Он везет Нельсона в машине к миссис Смит, сказать, что вынужден оставить работу у нее в саду. Старик Спрингер предложил ему должность в одном из своих филиалов. Рододендроны вдоль хрустящей под колесами подъездной аллеи кажутся пыльными и бесплодными, на них еще торчит несколько коричневых букетиков. Миссис Смит сама открывает дверь.
— Да, да, — мурлычет она, и ее коричневое лицо сияет.
— Миссис Смит, это мой сын Нельсон.
— Да, да, здравствуй, Нельсон.

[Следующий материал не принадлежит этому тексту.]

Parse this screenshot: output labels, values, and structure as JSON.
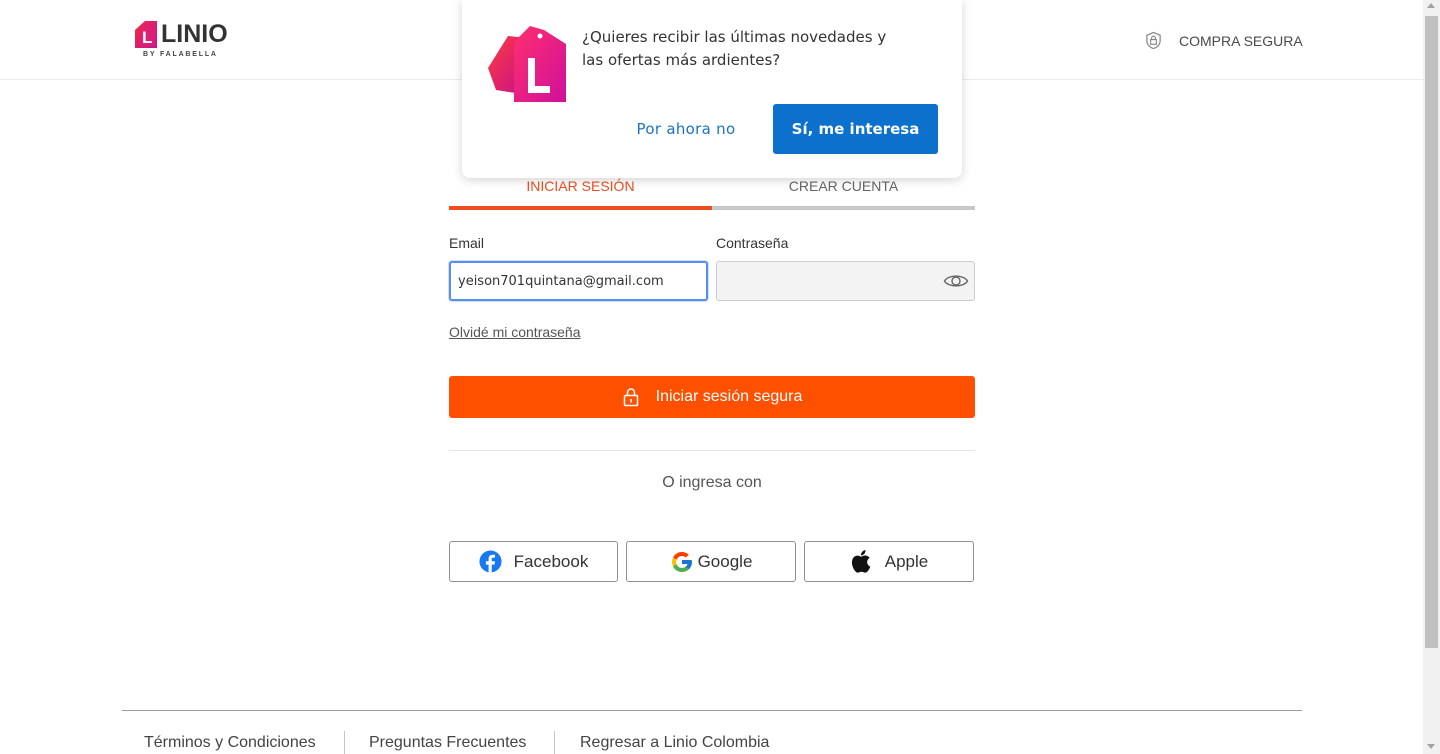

У тебя папина голова. — Она гладит его по головке высохшей, как табачный лист, рукой. — Давай-ка подумаем. Куда я засунула вазу с конфетами? Можно дать ему конфетку?
— Одну, я думаю, можно, но не стоит их разыскивать.
— Захочу и разыщу. С вами, молодой человек, вся беда в том, что вы никак не хотите поверить, что я хоть на что-нибудь способна.
Миссис Смит ковыляет прочь. Одной рукой она одергивает платье, а другой тычет в воздух, словно отмахивая паутину.
Пока ее нет, они с Нельсоном стоят и смотрят на высокий потолок гостиной, на огромные окна с тонкими, белыми, как мел, переплетами, сквозь стекла которых — часть из них отливает голубовато-лиловым — виднеются сосны и кипарисы, окаймляющие дальний край усадьбы. На блестящих стенах висят картины. Одна, в темных тонах, изображает женщину в развевающемся шелковом шарфе, — судя по тому, как она размахивает руками, она яростно спорит с большим лебедем, который назойливо к ней лезет. На другой стене висит портрет молодой женщины в черном платье, которая беспокойно ерзает на мягком стуле. У нее красивое, хотя и несколько угловатое лицо, лоб кажется треугольным из-за прически. Округлые белые руки сложены на коленях. Кролик отступает на несколько шагов, чтобы посмотреть на портрет прямо. У нее короткая пухлая верхняя губка, которая так красит молодых девушек. Губа чуть-чуть приподнята, под ней виднеется темное пятнышко чуть приоткрытого рта. Во всем ее облике чувствуется нетерпение. Кажется, будто она сейчас сойдет с полотна и, нахмурив треугольный лоб, шагнет ему навстречу. Миссис Смит, возвратившись с алым стеклянным шаром на тонкой ножке наподобие винного бокала, замечает его взгляд и говорит:
— Я никак не могла понять, почему он изобразил меня такой раздражительной. Он мне ни капельки не нравился, и ему это было известно. Скользкий маленький итальянец. Впрочем, он понимал женщин. Вот. — Она подходит к Нельсону с конфетами. — Попробуй. Они старые, но хорошие, как многие старые вещи в этом мире.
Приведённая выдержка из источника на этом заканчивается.